To Reimagine Identity January 4, 2012
Posted by Summerspeaker in Anti-imperialism, Transhumanism.trackback
The fight against white skin privilege also requires the rejection of the vicious identification of North Americans as “white” people, rather than as Welsh, German, Irish, etc. as their national origin. This “white race” designation is a contrived super-nationality designed to inflate the social importance of European ethnics and to enlist them in the Capitalist system of exploitation. In North America, white skin has always implied freedom and privilege: freedom to gain employment, to travel, to obtain social mobility out of one’s born class standing and a whole world of Eurocentric privileges. Therefore, before a social revolution can take place, there must be an abolition of the social category of the “white race.” … These “white” people must engage in class suicide and race treachery before they can truly be accepted as allies of Black and nationally oppressed workers; the whole idea behind the “white race” is conformity and making them accomplices to mass murder and exploitation. If white people do not want to be saddled with the historical legacy of colonialism, slavery and genocide themselves, they must rebel against it. So the “whites” must denounce the white identity and its system of privilege and they must struggle to redefine themselves and their relationship with others.

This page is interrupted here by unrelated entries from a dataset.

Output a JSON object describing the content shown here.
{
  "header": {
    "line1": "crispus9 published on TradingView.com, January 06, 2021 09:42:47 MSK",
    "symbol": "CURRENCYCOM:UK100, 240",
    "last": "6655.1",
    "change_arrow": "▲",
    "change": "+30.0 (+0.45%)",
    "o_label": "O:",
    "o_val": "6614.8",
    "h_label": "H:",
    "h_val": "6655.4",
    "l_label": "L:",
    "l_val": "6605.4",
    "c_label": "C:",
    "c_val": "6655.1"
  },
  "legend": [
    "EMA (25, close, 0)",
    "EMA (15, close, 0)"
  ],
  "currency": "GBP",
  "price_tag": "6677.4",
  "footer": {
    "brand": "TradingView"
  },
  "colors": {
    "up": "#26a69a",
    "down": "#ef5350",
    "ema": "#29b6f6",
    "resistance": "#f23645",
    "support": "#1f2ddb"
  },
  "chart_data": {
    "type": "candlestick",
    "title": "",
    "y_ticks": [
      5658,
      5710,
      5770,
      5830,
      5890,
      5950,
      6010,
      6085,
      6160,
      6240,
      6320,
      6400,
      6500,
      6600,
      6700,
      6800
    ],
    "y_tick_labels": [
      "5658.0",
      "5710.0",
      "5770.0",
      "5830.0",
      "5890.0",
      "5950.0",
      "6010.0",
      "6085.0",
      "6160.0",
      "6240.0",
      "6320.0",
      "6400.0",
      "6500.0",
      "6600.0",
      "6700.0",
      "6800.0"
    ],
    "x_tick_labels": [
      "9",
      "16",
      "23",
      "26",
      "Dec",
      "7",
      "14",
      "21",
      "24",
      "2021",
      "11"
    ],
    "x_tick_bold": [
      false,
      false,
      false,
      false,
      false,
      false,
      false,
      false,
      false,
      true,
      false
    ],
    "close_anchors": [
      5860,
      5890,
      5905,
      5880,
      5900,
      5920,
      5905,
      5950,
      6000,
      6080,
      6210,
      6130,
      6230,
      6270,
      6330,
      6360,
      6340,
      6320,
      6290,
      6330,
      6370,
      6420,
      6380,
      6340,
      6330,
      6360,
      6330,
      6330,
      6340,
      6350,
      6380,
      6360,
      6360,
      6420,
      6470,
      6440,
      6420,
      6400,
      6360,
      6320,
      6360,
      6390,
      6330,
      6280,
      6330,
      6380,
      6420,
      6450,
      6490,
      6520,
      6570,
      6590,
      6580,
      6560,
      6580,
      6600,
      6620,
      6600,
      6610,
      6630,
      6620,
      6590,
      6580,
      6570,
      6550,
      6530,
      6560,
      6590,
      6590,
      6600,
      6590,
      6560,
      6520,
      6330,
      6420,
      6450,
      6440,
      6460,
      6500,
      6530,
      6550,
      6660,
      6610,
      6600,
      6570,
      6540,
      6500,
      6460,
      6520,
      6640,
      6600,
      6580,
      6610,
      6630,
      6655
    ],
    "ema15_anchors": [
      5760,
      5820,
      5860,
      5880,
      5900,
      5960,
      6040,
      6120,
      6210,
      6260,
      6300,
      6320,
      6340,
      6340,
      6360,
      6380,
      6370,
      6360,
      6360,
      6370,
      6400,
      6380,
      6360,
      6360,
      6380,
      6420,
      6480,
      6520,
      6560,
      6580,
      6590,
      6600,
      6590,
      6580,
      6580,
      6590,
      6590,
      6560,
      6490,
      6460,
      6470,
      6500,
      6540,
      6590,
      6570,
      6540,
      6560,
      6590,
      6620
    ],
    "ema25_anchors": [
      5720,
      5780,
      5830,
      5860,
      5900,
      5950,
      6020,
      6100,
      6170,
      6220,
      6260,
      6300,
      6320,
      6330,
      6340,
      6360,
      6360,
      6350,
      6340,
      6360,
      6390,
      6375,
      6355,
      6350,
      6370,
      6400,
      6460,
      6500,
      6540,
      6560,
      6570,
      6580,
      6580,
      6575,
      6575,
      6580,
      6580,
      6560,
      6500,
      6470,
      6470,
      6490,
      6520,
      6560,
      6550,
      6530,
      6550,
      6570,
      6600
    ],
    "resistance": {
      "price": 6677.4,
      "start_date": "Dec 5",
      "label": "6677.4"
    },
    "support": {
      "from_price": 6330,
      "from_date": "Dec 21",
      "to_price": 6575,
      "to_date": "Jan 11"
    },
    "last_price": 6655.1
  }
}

Lorenzo Kom’boa Ervin, The Progressive Plantation: Racism Inside White Radical Social Change Movements (2011).
White-privileged folks within the transhumanist community would do well to take this argument seriously. Our at least nominal interest in making ourselves rather than blindly following established traditions lends itself the rejection of whiteness Ervin, Noel Ignatiev, and other radicals demand. In my experience, too many attempts by white-privileged people to transcend race involve a denial of racism and/or cultural appropriation. The radical position present a more fruitful way forward. Undoing whiteness requires committed political struggle against the existing oppressive order and white supremacy in all its permutations.

hey summer,
i’m down to renounce whiteness if that would be a more effective stance for breaking down racism. as a white activist though, i’ve always found that identifying as white among anti-racist communities was a way of recognizing privilege which of course is crucial to forming multi-racial, anti-racist solidarity.
i feel like if i started calling myself german and norweigan instead of white, people might interpret me as trying to deny that i benefit from a system of racial oppression and privilege. but if self-identifying as german and norweigan would be better, i’d be quick to do so.